Shares in GE Vernova, which manufactures turbines for gas-fired power plants, were down 19% in early trading Monday. Since the company’s spinoff from GE last April, the share price had risen almost 200% through last Friday, largely based on optimism about its ability to supply higher electricity demand. Oklo, the advanced nuclear company backed by OpenAI chief executive Sam Altman, is down 25%, after rising almost 300% in the past year. Constellation Energy, the independent power producer that’s re-powering Three Mile Island in partnership with Microsoft, saw its shares fall almost 20% in early trading. It had risen almost 190% in the year prior to Monday.
“DeepSeek’s power implications for AI training punctures some of the capex euphoria which followed major commitments from Stargate and Meta last week,” Jefferies infrastructure analyst Graham Hunt and his colleagues wrote in a note to clients Monday. “With DeepSeek delivering performance comparable to GPT-4 for a fraction of the computing power, there are potential negative implications for the builders, as pressure on AI players to justify ever increasing capex plans could ultimately lead to a lower trajectory for data center revenue and profit growth.”
Investors fear that the proliferation of cheaper, more efficient models may hurt the prospects of technology companies — and their suppliers — that are spending tens if not hundreds of billions of dollars on artificial intelligence investments.
Just last week, both Altman and Mark Zuckerberg, the founder and chief executive of Meta, announced huge new investments in artificial intelligence infrastructure.
Altman’s OpenAI is part of Stargate, the joint venture with Microsoft and SoftBank that got a splashy White House-based announcement and promises to invest $500 billion in artificial intelligence infrastructure. There was already some skepticism of these numbers, with Altman-nemesis Elon Musk charging that certain members would be unable to fulfill their ends of the deal, Microsoft Chief Executive Satya Nadella told CNBC from Davos, “I’m good for my $80 billion.”

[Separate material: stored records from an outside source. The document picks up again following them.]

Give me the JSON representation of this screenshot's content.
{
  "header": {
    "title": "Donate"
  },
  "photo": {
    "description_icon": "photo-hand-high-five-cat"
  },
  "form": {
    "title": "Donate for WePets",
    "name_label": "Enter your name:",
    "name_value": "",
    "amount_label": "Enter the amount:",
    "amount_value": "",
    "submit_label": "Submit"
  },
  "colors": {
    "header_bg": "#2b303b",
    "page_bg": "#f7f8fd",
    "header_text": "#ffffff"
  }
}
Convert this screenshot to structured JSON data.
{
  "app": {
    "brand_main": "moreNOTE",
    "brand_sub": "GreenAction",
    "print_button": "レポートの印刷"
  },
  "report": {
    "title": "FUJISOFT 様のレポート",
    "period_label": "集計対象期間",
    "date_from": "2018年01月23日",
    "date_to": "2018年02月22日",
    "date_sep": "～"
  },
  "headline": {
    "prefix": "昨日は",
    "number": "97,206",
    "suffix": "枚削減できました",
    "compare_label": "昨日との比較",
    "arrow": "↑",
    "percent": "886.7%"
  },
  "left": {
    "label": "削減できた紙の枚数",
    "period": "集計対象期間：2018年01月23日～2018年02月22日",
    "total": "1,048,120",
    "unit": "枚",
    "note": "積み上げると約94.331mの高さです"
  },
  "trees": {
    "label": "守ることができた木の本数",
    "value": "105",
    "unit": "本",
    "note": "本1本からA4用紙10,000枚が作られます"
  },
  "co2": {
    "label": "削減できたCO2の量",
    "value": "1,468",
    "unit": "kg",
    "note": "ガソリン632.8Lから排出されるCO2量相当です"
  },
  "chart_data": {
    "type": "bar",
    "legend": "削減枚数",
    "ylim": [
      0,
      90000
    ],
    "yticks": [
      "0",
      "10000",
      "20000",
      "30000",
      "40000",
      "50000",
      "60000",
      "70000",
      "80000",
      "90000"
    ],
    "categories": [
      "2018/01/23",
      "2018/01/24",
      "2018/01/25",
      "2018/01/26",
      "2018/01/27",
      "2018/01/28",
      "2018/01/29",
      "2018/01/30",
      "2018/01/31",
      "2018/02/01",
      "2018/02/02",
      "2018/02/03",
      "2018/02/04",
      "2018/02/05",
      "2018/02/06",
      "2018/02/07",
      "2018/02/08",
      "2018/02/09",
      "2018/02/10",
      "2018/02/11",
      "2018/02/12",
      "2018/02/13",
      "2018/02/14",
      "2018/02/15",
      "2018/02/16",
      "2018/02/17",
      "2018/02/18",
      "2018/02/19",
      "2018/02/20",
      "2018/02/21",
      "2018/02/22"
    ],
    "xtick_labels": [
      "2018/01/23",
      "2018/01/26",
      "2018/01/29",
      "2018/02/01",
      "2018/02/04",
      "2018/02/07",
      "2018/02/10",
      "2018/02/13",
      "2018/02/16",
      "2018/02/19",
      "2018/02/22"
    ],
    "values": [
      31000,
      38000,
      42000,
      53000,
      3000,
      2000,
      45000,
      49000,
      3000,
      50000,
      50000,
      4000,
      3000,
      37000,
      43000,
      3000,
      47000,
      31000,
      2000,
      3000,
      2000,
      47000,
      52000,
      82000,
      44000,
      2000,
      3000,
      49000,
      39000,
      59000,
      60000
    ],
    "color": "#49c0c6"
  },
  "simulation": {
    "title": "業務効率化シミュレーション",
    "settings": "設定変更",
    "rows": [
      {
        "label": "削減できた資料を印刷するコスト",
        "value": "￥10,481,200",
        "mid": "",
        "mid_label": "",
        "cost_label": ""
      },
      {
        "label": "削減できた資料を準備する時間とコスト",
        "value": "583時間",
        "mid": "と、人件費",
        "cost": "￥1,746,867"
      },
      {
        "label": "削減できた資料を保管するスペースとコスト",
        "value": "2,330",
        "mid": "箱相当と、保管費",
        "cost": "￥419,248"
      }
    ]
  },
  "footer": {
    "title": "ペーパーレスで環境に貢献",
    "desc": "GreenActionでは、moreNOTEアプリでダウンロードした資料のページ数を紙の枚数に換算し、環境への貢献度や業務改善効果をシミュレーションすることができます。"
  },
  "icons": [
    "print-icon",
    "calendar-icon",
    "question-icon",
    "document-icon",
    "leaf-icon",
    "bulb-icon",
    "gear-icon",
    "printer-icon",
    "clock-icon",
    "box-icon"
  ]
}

Zuckerberg, meanwhile, said late last week that his company was building a data center “so large it would cover a significant part of Manhattan,” which would require 2 gigawatts of electricity to power. (For scale, reactors 3 and 4 of the Vogtle nuclear plant in Georgia are a little over 1 gigawatt each.) He also said that Meta had planned up to $65 billion of capital expenditure this year.
These escalating announcements have been manna to investors in any company that provides the building blocks for large artificial intelligence systems — namely chips and energy, with companies like Nvidia, the chip designer, and power companies and energy infrastructure companies posting some of the best stock market performances last year.
But exactly how cheaper artificial intelligence plays out in terms of real investment remains to be seen. Late Sunday night Redmond, Washington-time, Nadella posted a link on X to the Wikipedia page for Jevons Paradox. The idea dates from 19th century Britain, and posits that increased efficiency in using a resource (in Jevons’ case, coal) could actually accelerate its depletion, as the resource becomes cheaper for the same economic output, encouraging more use of it (in Jevons’ case, iron).
“Jevons paradox strikes again!,” Nadella wrote. “As AI gets more efficient and accessible, we will see its use skyrocket, turning it into a commodity we just can't get enough of.”
Investors in chips and energy companies are hoping that’s the case; at least so far, the market doesn’t appear to agree.